We don’t have an exact answer so far. It does appear that both with oral or topical JAKis, we do see different rates of acne and folliculitis, based on the drug in question. There is some thought that this is related to JAK/STAT signalling pathways in the follicular unit, but we have not really come to a conclusive answer or predictive algorithm as to who is going to be affected.
In general, many cases of acne or folliculitis resolved without treatment in clinical trials. For those that did require therapy, many acne therapies used for mild disease were effective, including topical antimicrobials or topical antibiotics. Most subjects did not require much step-up in acne therapy – and this has mirrored my real-world experience.
In addition, I have found that in my practice, the trade-off of controlling burdensome inflammatory disease versus mild acne is generally always in favour of controlling the primary disease process. Most of my patients who have experienced ‘jacne’ have just not been particularly bothered by it.
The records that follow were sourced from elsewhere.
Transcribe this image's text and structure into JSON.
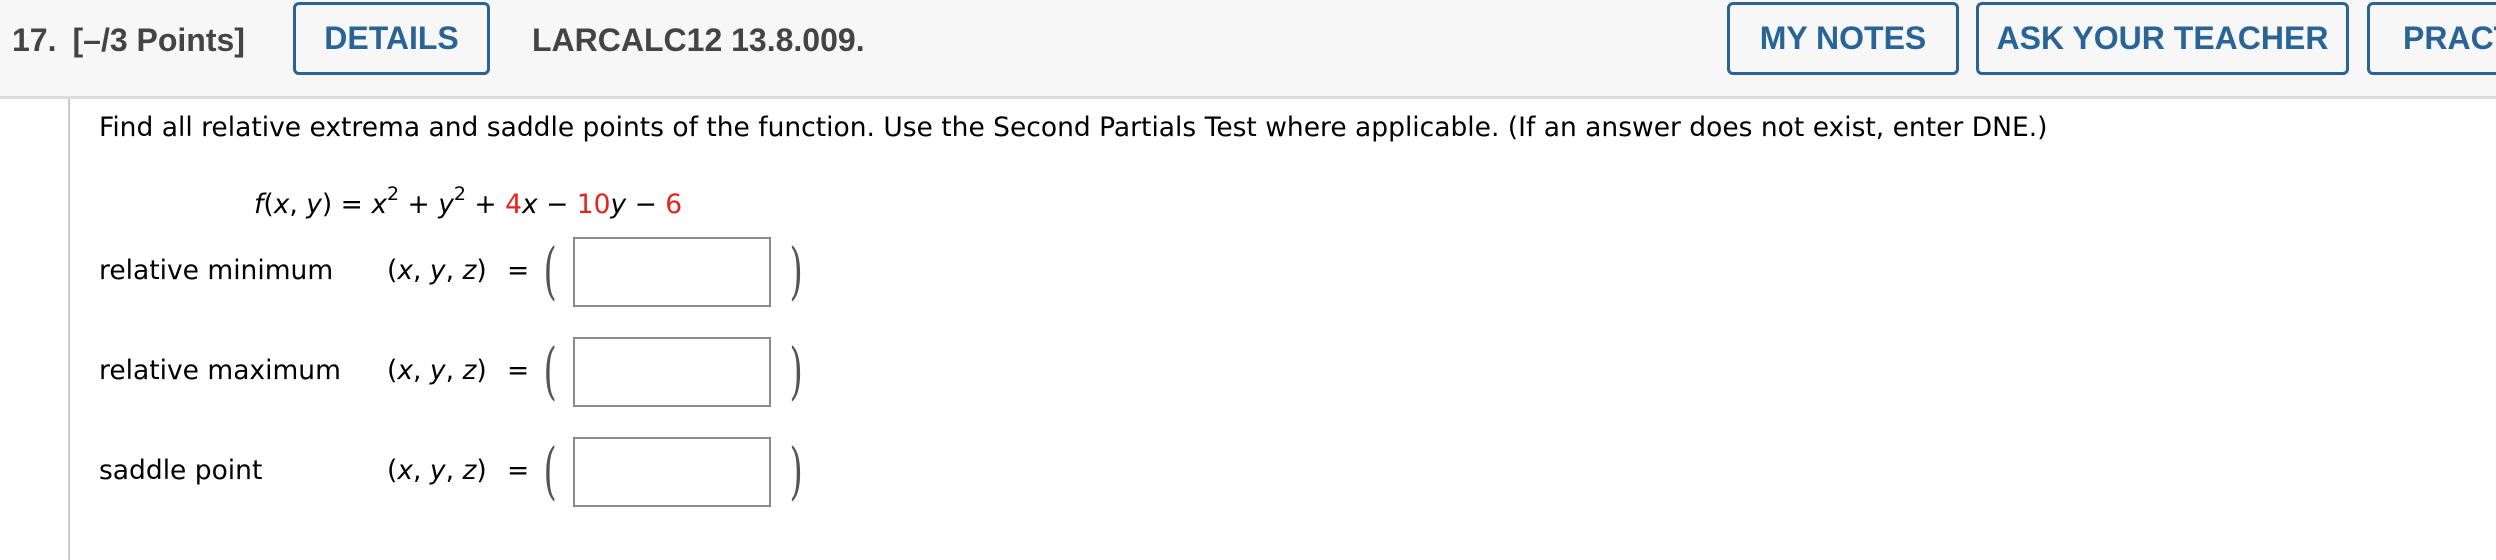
{
  "header": {
    "question_number": "17.",
    "points": "[–/3 Points]",
    "details_label": "DETAILS",
    "question_id": "LARCALC12 13.8.009.",
    "my_notes_label": "MY NOTES",
    "ask_teacher_label": "ASK YOUR TEACHER",
    "practice_label": "PRACTICE ANOTHER"
  },
  "question": {
    "prompt": "Find all relative extrema and saddle points of the function. Use the Second Partials Test where applicable. (If an answer does not exist, enter DNE.)",
    "formula": {
      "lhs": "f(x, y) =",
      "x": "x",
      "y": "y",
      "exp": "2",
      "plus": "+",
      "minus": "−",
      "coef_x": "4",
      "coef_y": "10",
      "constant": "6"
    },
    "answers": [
      {
        "label": "relative minimum",
        "coords": "(x, y, z)",
        "equals": "=",
        "value": ""
      },
      {
        "label": "relative maximum",
        "coords": "(x, y, z)",
        "equals": "=",
        "value": ""
      },
      {
        "label": "saddle point",
        "coords": "(x, y, z)",
        "equals": "=",
        "value": ""
      }
    ]
  },
  "colors": {
    "accent": "#2a6496",
    "highlight": "#e8231c",
    "header_bg": "#f7f7f7"
  }
}
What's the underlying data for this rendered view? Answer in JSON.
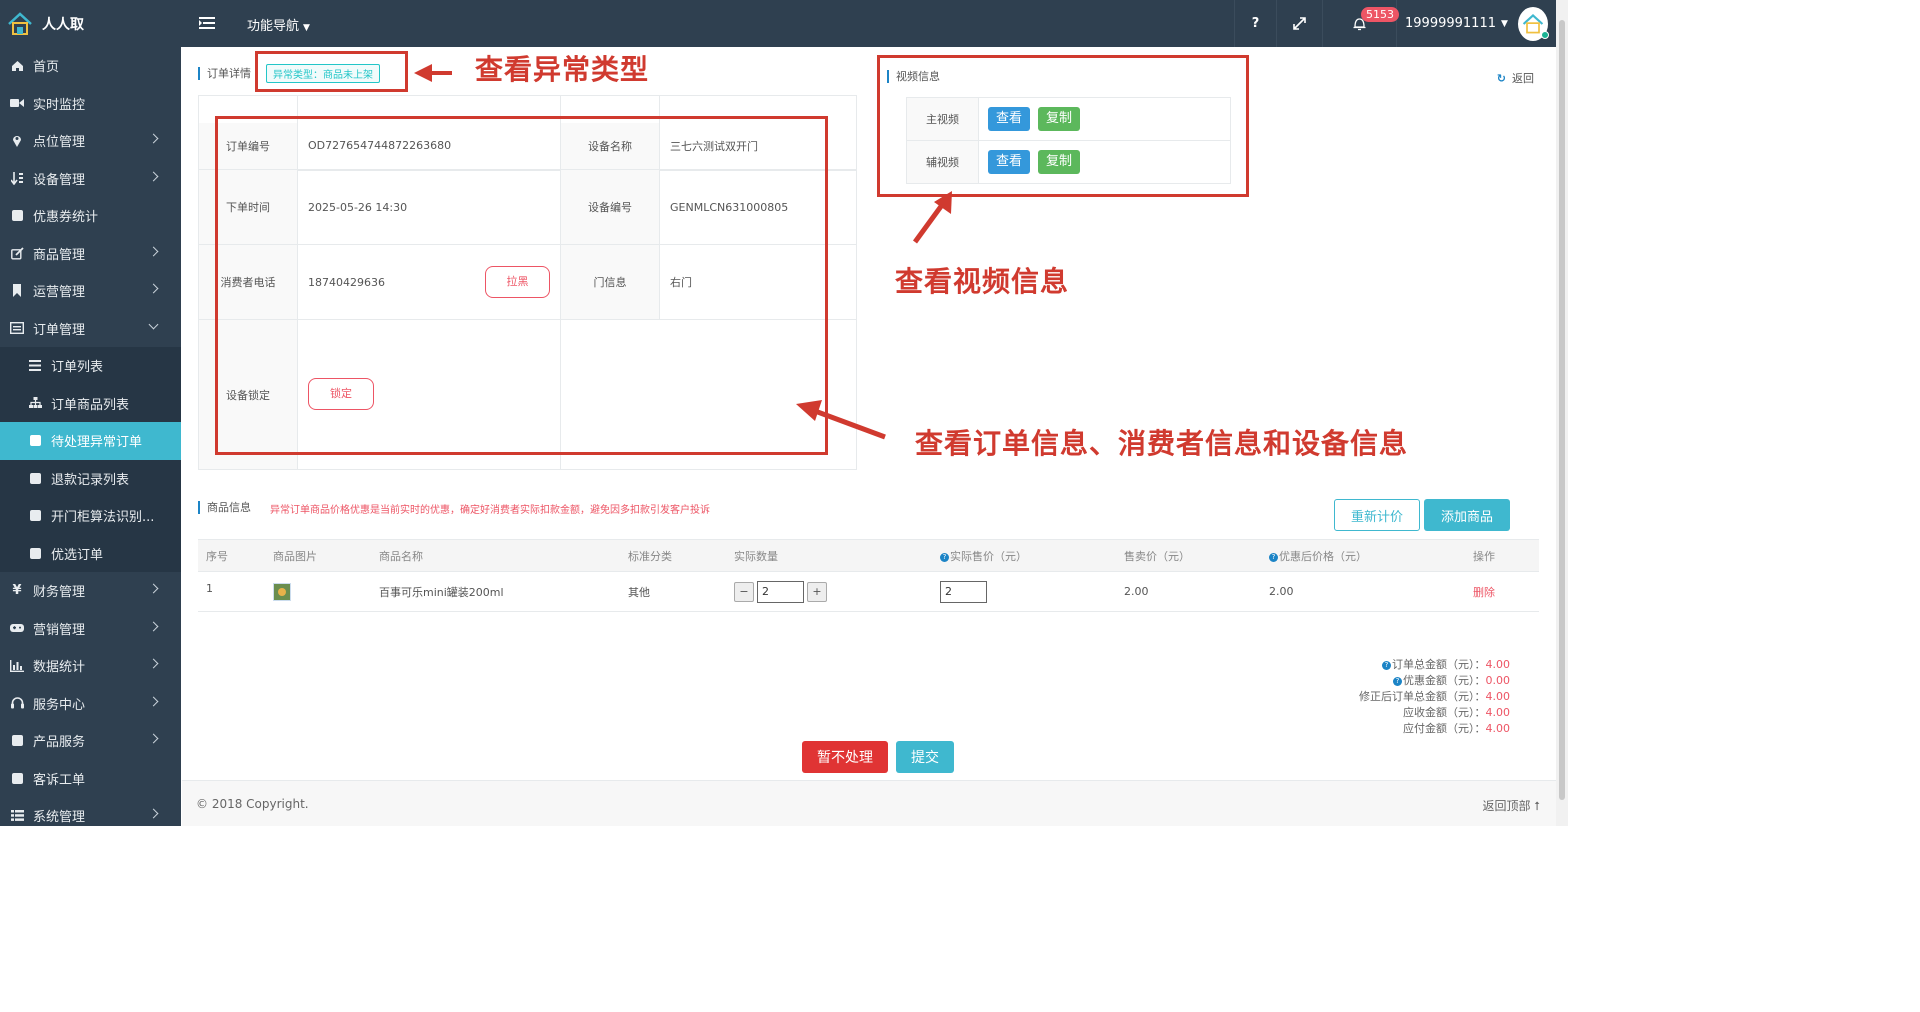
{
  "app": {
    "name": "人人取",
    "nav_menu": "功能导航"
  },
  "header": {
    "help": "?",
    "notification_count": "5153",
    "user_phone": "19999991111"
  },
  "sidebar": {
    "items": [
      {
        "label": "首页"
      },
      {
        "label": "实时监控"
      },
      {
        "label": "点位管理"
      },
      {
        "label": "设备管理"
      },
      {
        "label": "优惠券统计"
      },
      {
        "label": "商品管理"
      },
      {
        "label": "运营管理"
      },
      {
        "label": "订单管理"
      },
      {
        "label": "订单列表"
      },
      {
        "label": "订单商品列表"
      },
      {
        "label": "待处理异常订单"
      },
      {
        "label": "退款记录列表"
      },
      {
        "label": "开门柜算法识别..."
      },
      {
        "label": "优选订单"
      },
      {
        "label": "财务管理"
      },
      {
        "label": "营销管理"
      },
      {
        "label": "数据统计"
      },
      {
        "label": "服务中心"
      },
      {
        "label": "产品服务"
      },
      {
        "label": "客诉工单"
      },
      {
        "label": "系统管理"
      }
    ]
  },
  "order": {
    "section_title": "订单详情",
    "abnormal_tag": "异常类型：商品未上架",
    "back": "返回",
    "fields": {
      "order_no_label": "订单编号",
      "order_no": "OD727654744872263680",
      "device_name_label": "设备名称",
      "device_name": "三七六测试双开门",
      "order_time_label": "下单时间",
      "order_time": "2025-05-26 14:30",
      "device_no_label": "设备编号",
      "device_no": "GENMLCN631000805",
      "phone_label": "消费者电话",
      "phone": "18740429636",
      "blacklist_button": "拉黑",
      "door_label": "门信息",
      "door": "右门",
      "lock_label": "设备锁定",
      "lock_button": "锁定"
    }
  },
  "video": {
    "section_title": "视频信息",
    "rows": [
      {
        "label": "主视频",
        "view": "查看",
        "copy": "复制"
      },
      {
        "label": "辅视频",
        "view": "查看",
        "copy": "复制"
      }
    ]
  },
  "products": {
    "section_title": "商品信息",
    "note": "异常订单商品价格优惠是当前实时的优惠，确定好消费者实际扣款金额，避免因多扣款引发客户投诉",
    "recalc_button": "重新计价",
    "add_button": "添加商品",
    "columns": [
      "序号",
      "商品图片",
      "商品名称",
      "标准分类",
      "实际数量",
      "实际售价（元）",
      "售卖价（元）",
      "优惠后价格（元）",
      "操作"
    ],
    "rows": [
      {
        "index": "1",
        "name": "百事可乐mini罐装200ml",
        "category": "其他",
        "qty": "2",
        "actual_price": "2",
        "sale_price": "2.00",
        "discount_price": "2.00",
        "action": "删除"
      }
    ]
  },
  "totals": {
    "order_total_label": "订单总金额（元）：",
    "order_total": "4.00",
    "discount_label": "优惠金额（元）：",
    "discount": "0.00",
    "corrected_label": "修正后订单总金额（元）：",
    "corrected": "4.00",
    "receivable_label": "应收金额（元）：",
    "receivable": "4.00",
    "payable_label": "应付金额（元）：",
    "payable": "4.00"
  },
  "actions": {
    "hold": "暂不处理",
    "submit": "提交"
  },
  "footer": {
    "copyright": "© 2018 Copyright.",
    "back_to_top": "返回顶部"
  },
  "annotations": {
    "abnormal_type": "查看异常类型",
    "video_info": "查看视频信息",
    "order_info": "查看订单信息、消费者信息和设备信息"
  },
  "colors": {
    "sidebar_bg": "#2f4050",
    "active": "#3fb8cf",
    "primary": "#1c84c6",
    "success": "#1ab394",
    "danger": "#ed5565",
    "annotation": "#d03a2f"
  }
}
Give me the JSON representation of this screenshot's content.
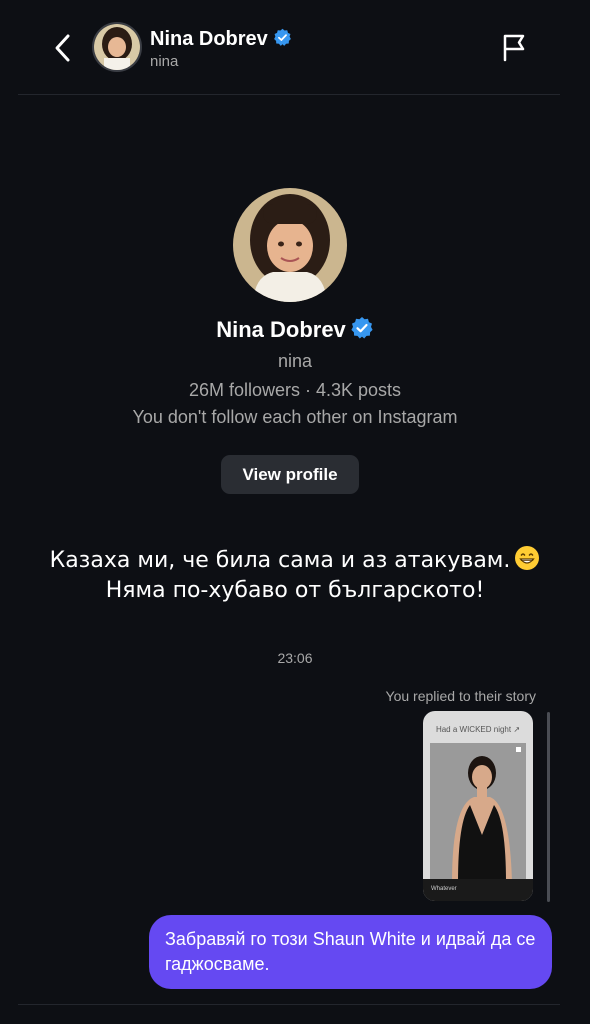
{
  "header": {
    "name": "Nina Dobrev",
    "username": "nina"
  },
  "profile": {
    "name": "Nina Dobrev",
    "username": "nina",
    "stats": "26M followers · 4.3K posts",
    "follow_status": "You don't follow each other on Instagram",
    "view_profile_label": "View profile"
  },
  "messages": {
    "incoming_line1": "Казаха ми, че била сама и аз атакувам.",
    "incoming_line2": "Няма по-хубаво от българското!",
    "timestamp": "23:06",
    "replied_label": "You replied to their story",
    "story_caption": "Had a WICKED night ↗",
    "story_bar_text": "Whatever",
    "outgoing": "Забравяй го този Shaun White и идвай да се гаджосваме."
  },
  "colors": {
    "background": "#0d0f14",
    "outgoing_bubble": "#6549f2",
    "verified": "#3797f0",
    "muted_text": "#a8a8a8"
  },
  "icons": {
    "back": "chevron-left-icon",
    "flag": "flag-icon",
    "verified": "verified-badge-icon",
    "emoji": "grinning-emoji-icon"
  }
}
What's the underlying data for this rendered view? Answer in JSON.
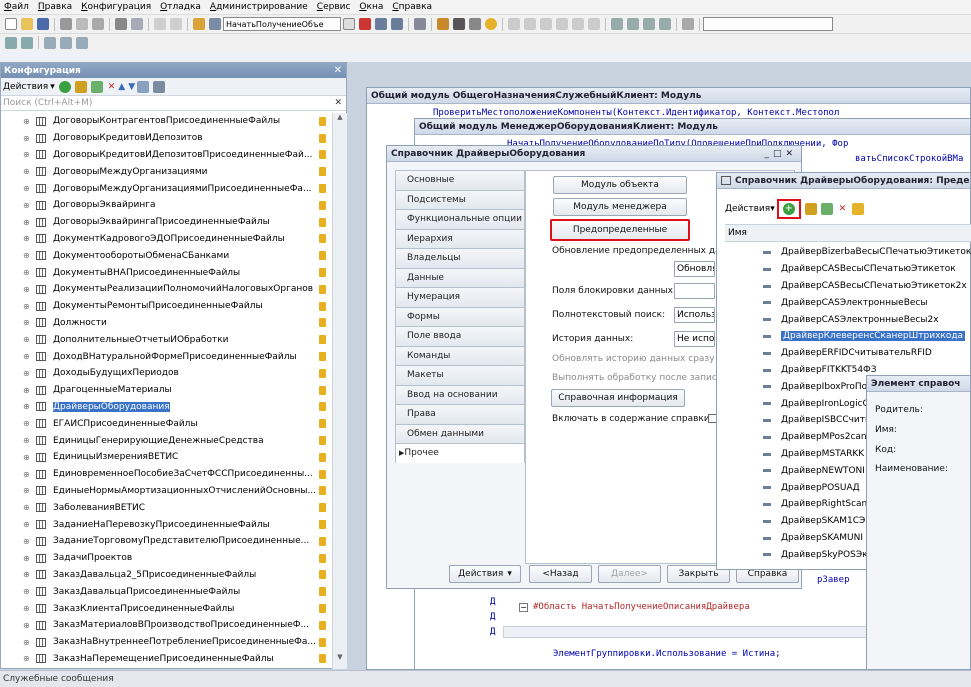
{
  "menu": [
    "Файл",
    "Правка",
    "Конфигурация",
    "Отладка",
    "Администрирование",
    "Сервис",
    "Окна",
    "Справка"
  ],
  "toolbar": {
    "combo_value": "НачатьПолучениеОбъе"
  },
  "config_panel": {
    "title": "Конфигурация",
    "actions_label": "Действия",
    "search_placeholder": "Поиск (Ctrl+Alt+M)",
    "items": [
      "ДоговорыКонтрагентовПрисоединенныеФайлы",
      "ДоговорыКредитовИДепозитов",
      "ДоговорыКредитовИДепозитовПрисоединенныеФай...",
      "ДоговорыМеждуОрганизациями",
      "ДоговорыМеждуОрганизациямиПрисоединенныеФа...",
      "ДоговорыЭквайринга",
      "ДоговорыЭквайрингаПрисоединенныеФайлы",
      "ДокументКадровогоЭДОПрисоединенныеФайлы",
      "ДокументооборотыОбменаСБанками",
      "ДокументыВНАПрисоединенныеФайлы",
      "ДокументыРеализацииПолномочийНалоговыхОрганов",
      "ДокументыРемонтыПрисоединенныеФайлы",
      "Должности",
      "ДополнительныеОтчетыИОбработки",
      "ДоходВНатуральнойФормеПрисоединенныеФайлы",
      "ДоходыБудущихПериодов",
      "ДрагоценныеМатериалы",
      "ДрайверыОборудования",
      "ЕГАИСПрисоединенныеФайлы",
      "ЕдиницыГенерирующиеДенежныеСредства",
      "ЕдиницыИзмеренияВЕТИС",
      "ЕдиновременноеПособиеЗаСчетФССПрисоединенны...",
      "ЕдиныеНормыАмортизационныхОтчисленийОсновны...",
      "ЗаболеванияВЕТИС",
      "ЗаданиеНаПеревозкуПрисоединенныеФайлы",
      "ЗаданиеТорговомуПредставителюПрисоединенные...",
      "ЗадачиПроектов",
      "ЗаказДавальца2_5ПрисоединенныеФайлы",
      "ЗаказДавальцаПрисоединенныеФайлы",
      "ЗаказКлиентаПрисоединенныеФайлы",
      "ЗаказМатериаловВПроизводствоПрисоединенныеФ...",
      "ЗаказНаВнутреннееПотреблениеПрисоединенныеФа...",
      "ЗаказНаПеремещениеПрисоединенныеФайлы"
    ]
  },
  "module1": {
    "title": "Общий модуль ОбщегоНазначенияСлужебныйКлиент: Модуль",
    "line1": "ПроверитьМестоположениеКомпоненты(Контекст.Идентификатор, Контекст.Местопол"
  },
  "module2": {
    "title": "Общий модуль МенеджерОборудованияКлиент: Модуль",
    "line1": "НачатьПолучениеОборудованиеПоТипу(ОповещениеПриПодключении, Фор",
    "line2": "ватьСписокСтрокойВМа",
    "line3": "рЗавер",
    "region": "#Область НачатьПолучениеОписанияДрайвера",
    "code_tail": "ЭлементГруппировки.Использование = Истина;",
    "left_marks": [
      "Д",
      "Д",
      "Д"
    ]
  },
  "props": {
    "title": "Справочник ДрайверыОборудования",
    "tabs": [
      "Основные",
      "Подсистемы",
      "Функциональные опции",
      "Иерархия",
      "Владельцы",
      "Данные",
      "Нумерация",
      "Формы",
      "Поле ввода",
      "Команды",
      "Макеты",
      "Ввод на основании",
      "Права",
      "Обмен данными",
      "Прочее"
    ],
    "btn_object_module": "Модуль объекта",
    "btn_manager_module": "Модуль менеджера",
    "btn_predefined": "Предопределенные",
    "update_predefined_label": "Обновление предопределенных да",
    "update_value": "Обновлят",
    "lock_fields_label": "Поля блокировки данных:",
    "fulltext_label": "Полнотекстовый поиск:",
    "fulltext_value": "Использо",
    "history_label": "История данных:",
    "history_value": "Не испол",
    "update_history_text": "Обновлять историю данных сразу по",
    "run_processing_text": "Выполнять обработку после записи",
    "btn_help": "Справочная информация",
    "include_help": "Включать в содержание справки",
    "footer": {
      "actions": "Действия",
      "back": "<Назад",
      "next": "Далее>",
      "close": "Закрыть",
      "help": "Справка"
    }
  },
  "list": {
    "title": "Справочник ДрайверыОборудования: Преде",
    "actions_label": "Действия",
    "column_name": "Имя",
    "items": [
      "ДрайверBizerbaВесыСПечатьюЭтикеток",
      "ДрайверCASВесыСПечатьюЭтикеток",
      "ДрайверCASВесыСПечатьюЭтикеток2х",
      "ДрайверCASЭлектронныеВесы",
      "ДрайверCASЭлектронныеВесы2х",
      "ДрайверКлеверенсСканерШтрихкода",
      "ДрайверERFIDСчитывательRFID",
      "ДрайверFITKKT54ФЗ",
      "ДрайверIboxProПо",
      "ДрайверIronLogicC",
      "ДрайверISBCСчить",
      "ДрайверMPos2can",
      "ДрайверMSTARKK",
      "ДрайверNEWTONI",
      "ДрайверPOSUAД",
      "ДрайверRightScan",
      "ДрайверSKAM1СЭ",
      "ДрайверSKAMUNI",
      "ДрайверSkyPOSЭк"
    ],
    "selected_index": 5
  },
  "element": {
    "title": "Элемент справоч",
    "fields": [
      "Родитель:",
      "Имя:",
      "Код:",
      "Наименование:"
    ]
  },
  "statusbar": {
    "text": "Служебные сообщения"
  }
}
What potential utility do JAKis hold in the future for rare diseases?
In dermatology, we spend many years training to see diseases that are fairly uncommon. Despite their rarity, many share core mechanisms of immune dysregulation that feed into a highly conserved pathway like JAK/STAT. It stands to reason that JAKis hold great potential for many different dermatologic conditions – and early studies suggest that this is true. Beyond atopic dermatitis, psoriasis, alopecia areata and vitiligo, I’m extremely excited for the promise that JAKis hold for hidradenitis suppurativa, lichenoid disorders, granulomatous disorders and connective tissue disease – all of which are challenging to manage given the lack of approved therapies.